勿論、この他に、看護師の休み希望や、公休数による変動を考慮しないといけないので、これをそのまま運用することは出来ないのですが、おおよその目安はこんな感じで調べることが出来ます。

このページは、セルヴィスさんのページを参考にしました。


勤務表のブランク数と解の個数の関係

実は、今まで誰も調べたことはないと思います。 調べるソフトがありませんでしたから。スケジューリングナースは、制約を守る解をすべて列挙することが出来ますのでこの性質について調べることができます。

方法としては、以下の通りです。


1)まず、任意の解を得ます。データは、上で出た解のうちの一つを使いました。

2)解を初期設定に回し、任意の1列を削除し、解をすべて列挙させます。解の個数を数えます。
3)2)の削除列を増やし、同様に解の個数を数えます。これを繰り返して、ブランクの個数と解の個数の関係をグラフ化します。

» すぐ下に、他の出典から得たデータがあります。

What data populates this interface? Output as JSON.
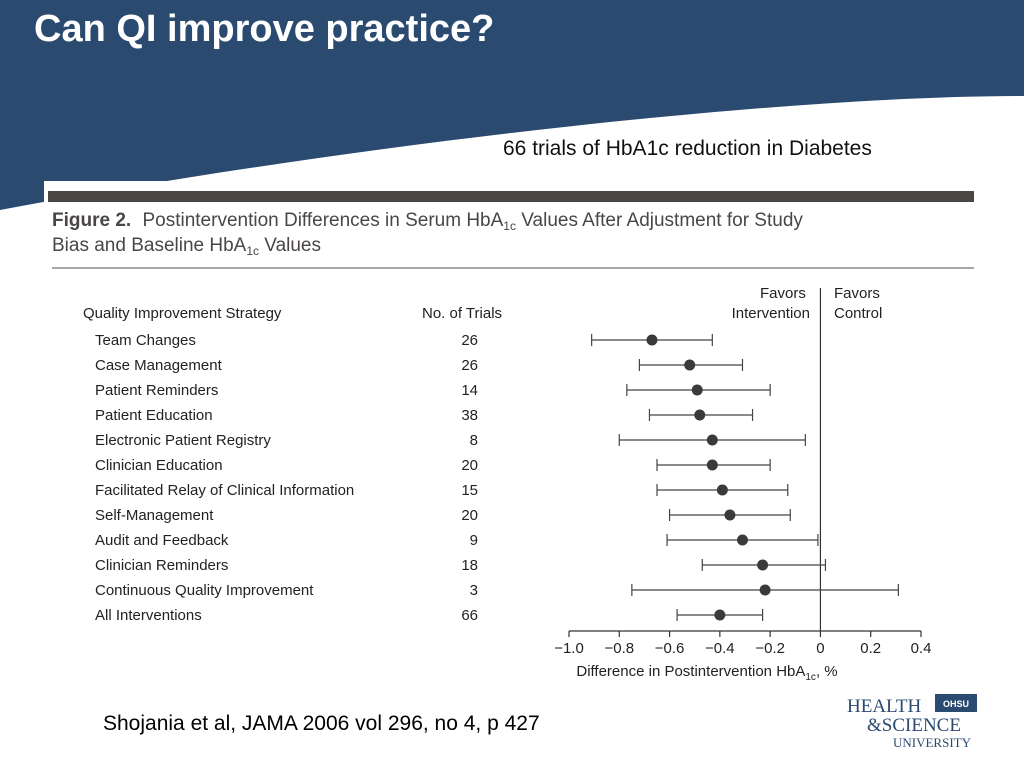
{
  "slide": {
    "title": "Can QI improve practice?",
    "subtitle": "66 trials of HbA1c reduction in Diabetes",
    "citation": "Shojania et al, JAMA 2006 vol 296, no 4, p 427"
  },
  "logo": {
    "line1": "HEALTH",
    "line2": "&SCIENCE",
    "line3": "UNIVERSITY",
    "badge": "OHSU"
  },
  "figure": {
    "label": "Figure 2.",
    "caption_line1": "Postintervention Differences in Serum HbA",
    "caption_sub1": "1c",
    "caption_line1_end": " Values After Adjustment for Study",
    "caption_line2": "Bias and Baseline HbA",
    "caption_sub2": "1c",
    "caption_line2_end": " Values"
  },
  "colors": {
    "banner": "#2a4a70",
    "figure_rule": "#4a4646",
    "marker": "#3a3a3a",
    "text": "#222222"
  },
  "chart_data": {
    "type": "scatter",
    "column_headers": {
      "strategy": "Quality Improvement Strategy",
      "trials": "No. of Trials"
    },
    "favors_left": [
      "Favors",
      "Intervention"
    ],
    "favors_right": [
      "Favors",
      "Control"
    ],
    "xlabel_main": "Difference in Postintervention HbA",
    "xlabel_sub": "1c",
    "xlabel_end": ", %",
    "xlim": [
      -1.0,
      0.4
    ],
    "ticks": [
      -1.0,
      -0.8,
      -0.6,
      -0.4,
      -0.2,
      0,
      0.2,
      0.4
    ],
    "tick_labels": [
      "−1.0",
      "−0.8",
      "−0.6",
      "−0.4",
      "−0.2",
      "0",
      "0.2",
      "0.4"
    ],
    "reference_line": 0,
    "rows": [
      {
        "strategy": "Team Changes",
        "trials": "26",
        "estimate": -0.67,
        "lower": -0.91,
        "upper": -0.43
      },
      {
        "strategy": "Case Management",
        "trials": "26",
        "estimate": -0.52,
        "lower": -0.72,
        "upper": -0.31
      },
      {
        "strategy": "Patient Reminders",
        "trials": "14",
        "estimate": -0.49,
        "lower": -0.77,
        "upper": -0.2
      },
      {
        "strategy": "Patient Education",
        "trials": "38",
        "estimate": -0.48,
        "lower": -0.68,
        "upper": -0.27
      },
      {
        "strategy": "Electronic Patient Registry",
        "trials": "8",
        "estimate": -0.43,
        "lower": -0.8,
        "upper": -0.06
      },
      {
        "strategy": "Clinician Education",
        "trials": "20",
        "estimate": -0.43,
        "lower": -0.65,
        "upper": -0.2
      },
      {
        "strategy": "Facilitated Relay of Clinical Information",
        "trials": "15",
        "estimate": -0.39,
        "lower": -0.65,
        "upper": -0.13
      },
      {
        "strategy": "Self-Management",
        "trials": "20",
        "estimate": -0.36,
        "lower": -0.6,
        "upper": -0.12
      },
      {
        "strategy": "Audit and Feedback",
        "trials": "9",
        "estimate": -0.31,
        "lower": -0.61,
        "upper": -0.01
      },
      {
        "strategy": "Clinician Reminders",
        "trials": "18",
        "estimate": -0.23,
        "lower": -0.47,
        "upper": 0.02
      },
      {
        "strategy": "Continuous Quality Improvement",
        "trials": "3",
        "estimate": -0.22,
        "lower": -0.75,
        "upper": 0.31
      },
      {
        "strategy": "All Interventions",
        "trials": "66",
        "estimate": -0.4,
        "lower": -0.57,
        "upper": -0.23
      }
    ]
  }
}
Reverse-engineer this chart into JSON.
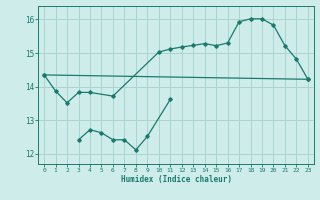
{
  "bg_color": "#ceecea",
  "grid_color": "#aad4d0",
  "line_color": "#1a7a6e",
  "xlabel": "Humidex (Indice chaleur)",
  "ylim": [
    11.7,
    16.4
  ],
  "xlim": [
    -0.5,
    23.5
  ],
  "yticks": [
    12,
    13,
    14,
    15,
    16
  ],
  "xticks": [
    0,
    1,
    2,
    3,
    4,
    5,
    6,
    7,
    8,
    9,
    10,
    11,
    12,
    13,
    14,
    15,
    16,
    17,
    18,
    19,
    20,
    21,
    22,
    23
  ],
  "series": [
    {
      "x": [
        0,
        1,
        2,
        3,
        4,
        6,
        10,
        11,
        12,
        13,
        14,
        15,
        16,
        17,
        18,
        19,
        20,
        21,
        22,
        23
      ],
      "y": [
        14.35,
        13.87,
        13.52,
        13.83,
        13.83,
        13.72,
        15.03,
        15.12,
        15.18,
        15.23,
        15.28,
        15.22,
        15.3,
        15.93,
        16.02,
        16.02,
        15.83,
        15.22,
        14.82,
        14.22
      ]
    },
    {
      "x": [
        0,
        23
      ],
      "y": [
        14.35,
        14.22
      ]
    },
    {
      "x": [
        3,
        4,
        5,
        6,
        7,
        8,
        9,
        11
      ],
      "y": [
        12.42,
        12.72,
        12.63,
        12.42,
        12.42,
        12.12,
        12.52,
        13.62
      ]
    }
  ]
}
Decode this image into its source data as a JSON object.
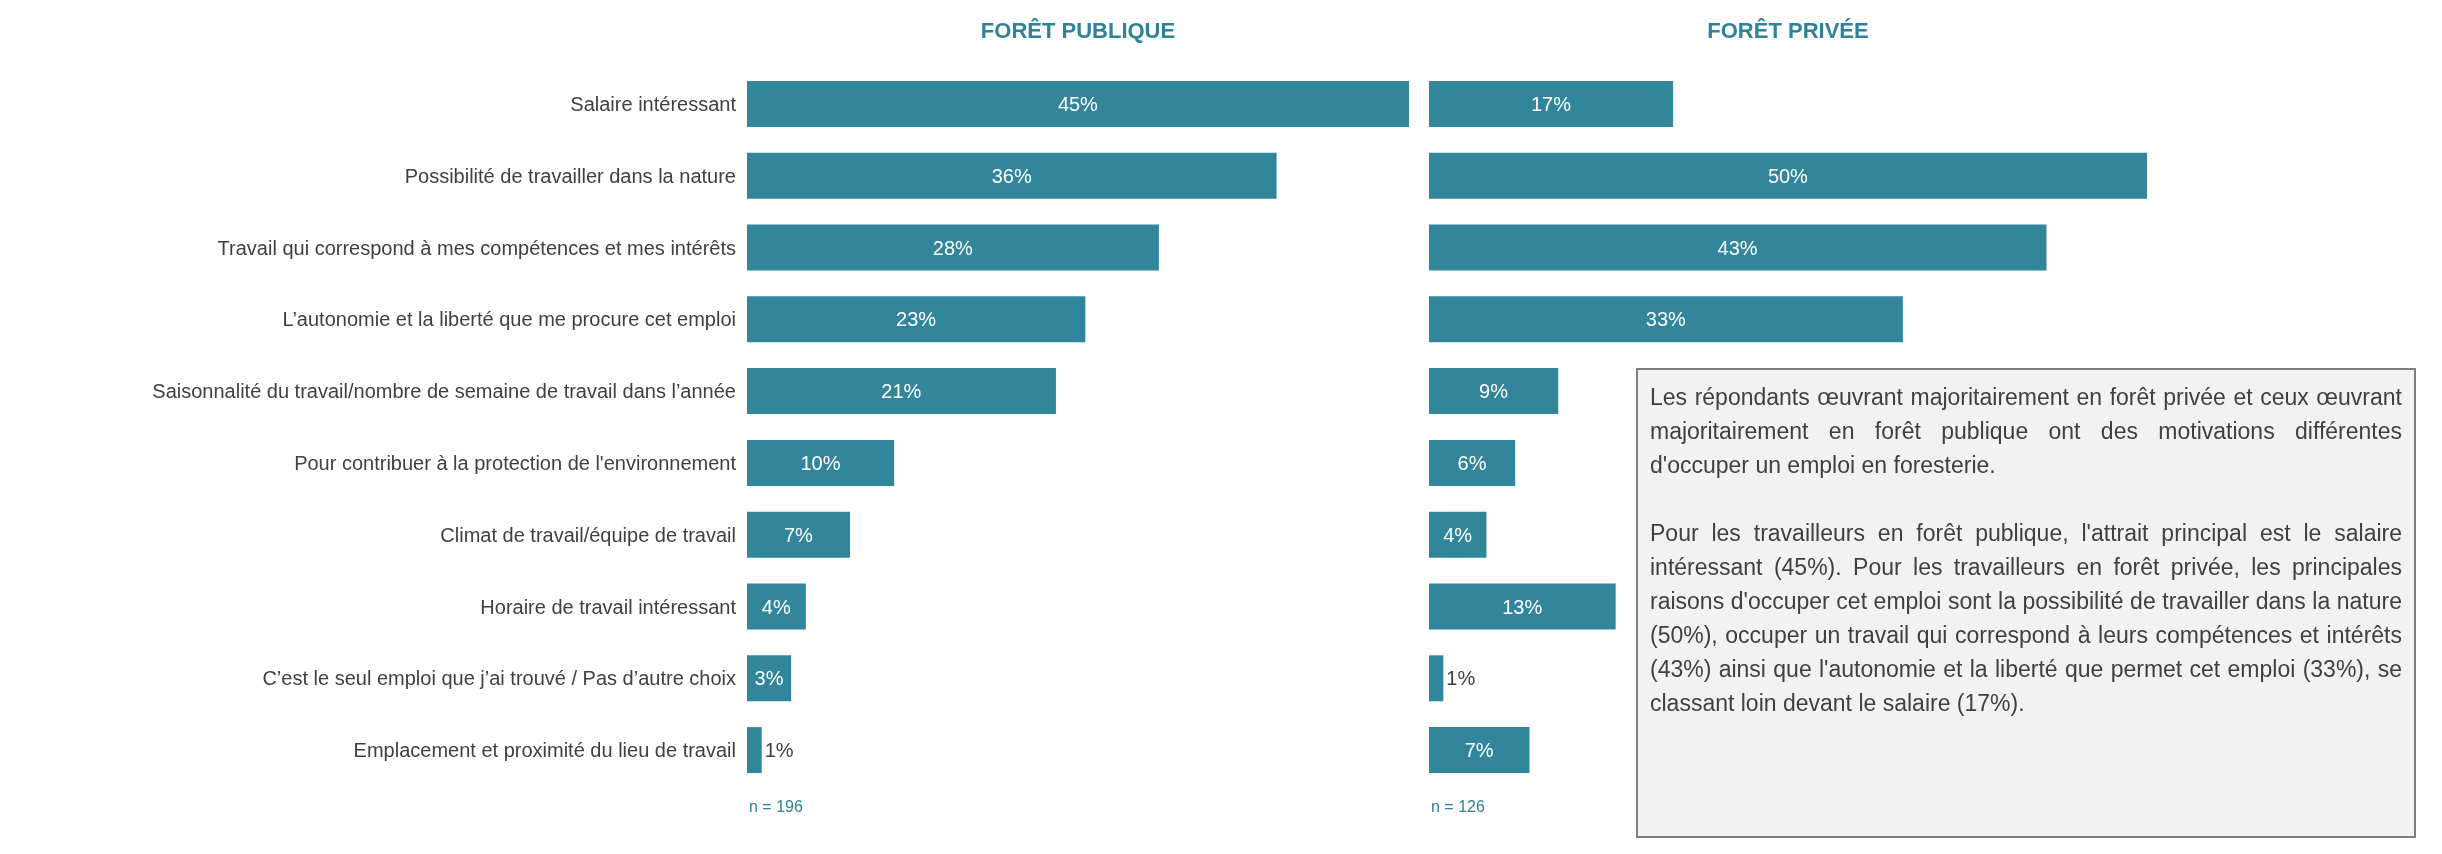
{
  "chart_data": [
    {
      "type": "bar",
      "orientation": "horizontal",
      "title": "FORÊT PUBLIQUE",
      "categories": [
        "Salaire intéressant",
        "Possibilité de travailler dans la nature",
        "Travail qui correspond à mes compétences et mes intérêts",
        "L’autonomie et la liberté que me procure cet emploi",
        "Saisonnalité du travail/nombre de semaine de travail dans l’année",
        "Pour contribuer à la protection de l'environnement",
        "Climat de travail/équipe de travail",
        "Horaire de travail intéressant",
        "C’est le seul emploi que j’ai trouvé / Pas d’autre choix",
        "Emplacement et proximité du lieu de travail"
      ],
      "values": [
        45,
        36,
        28,
        23,
        21,
        10,
        7,
        4,
        3,
        1
      ],
      "value_labels": [
        "45%",
        "36%",
        "28%",
        "23%",
        "21%",
        "10%",
        "7%",
        "4%",
        "3%",
        "1%"
      ],
      "color": "#31869b",
      "annotations": [
        "n = 196"
      ]
    },
    {
      "type": "bar",
      "orientation": "horizontal",
      "title": "FORÊT PRIVÉE",
      "categories": [
        null,
        null,
        null,
        null,
        null,
        null,
        null,
        null,
        null,
        null
      ],
      "values": [
        17,
        50,
        43,
        33,
        9,
        6,
        4,
        13,
        1,
        7
      ],
      "value_labels": [
        "17%",
        "50%",
        "43%",
        "33%",
        "9%",
        "6%",
        "4%",
        "13%",
        "1%",
        "7%"
      ],
      "color": "#31869b",
      "annotations": [
        "n = 126"
      ]
    },
    {
      "type": "other",
      "annotations": [
        "Les répondants œuvrant majoritairement en forêt privée et ceux œuvrant majoritairement  en forêt publique ont des motivations différentes d'occuper un emploi en foresterie.",
        "Pour les travailleurs en forêt publique, l'attrait principal est le salaire intéressant (45%). Pour les travailleurs en forêt privée, les principales raisons d'occuper cet emploi sont la possibilité de travailler dans la nature (50%), occuper un travail qui correspond à leurs compétences et intérêts (43%) ainsi que l'autonomie et la liberté que permet cet emploi (33%), se classant loin devant le salaire (17%)."
      ]
    }
  ]
}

下は、3日分の列をブランク(青部)にしたときの様子です。ブランク外の部分は、初期設定になるのでスケジュールはしません。ブランク部だけがスケジュール対象となります。そのとき周囲の制約も満足する解はいくつあるか?という問題です。


これに対して、3つの解がだけが見つかりました。
解1


解2


解3



同様にしてグラフ化していくと次のようになりました。
 

驚くべき結果ではありますが、ある意味当然と言えば当然の結果となりました。

2日内では、その解は、一個しか見つかりませんでした。つまり、元の解しか解はなく、これに対する別解はありませんでした。3日でも3個しかありません。しかしそれ以降は、爆発的に解は増えていて、全体では1000兆個以上の解になると予想されます。(そんなにあるなら、見つけるのはそんなに難しくないのでは? と思うかもしれませんが、母集団は、宇宙の全量子数より大きいことに留意してください。)

例えば、勤務表が完成した後で、何らかの勤務表の僅かな変更を余儀なくされることを考えましょう。この場合、少しの手直しでは駄目で、数日以上の変更が及ぶ、とも解釈できます。

いずれにしても、そのままの制約上で人間が考えて行うには、難しい事が予想されます。上の制約は、単純な例で実業務の制約はこれよりかなり多いです。これは、私の想像ですが、人間が行う場合、(意識的・無意識に)制約を緩めて変更を行っているのではないでしょうか?

やはり、スケジュールソフトを使いこなして、変更があった場合にも、できるだけしわ寄せがスタッフの勤務パターンに行かないようにしたいものです。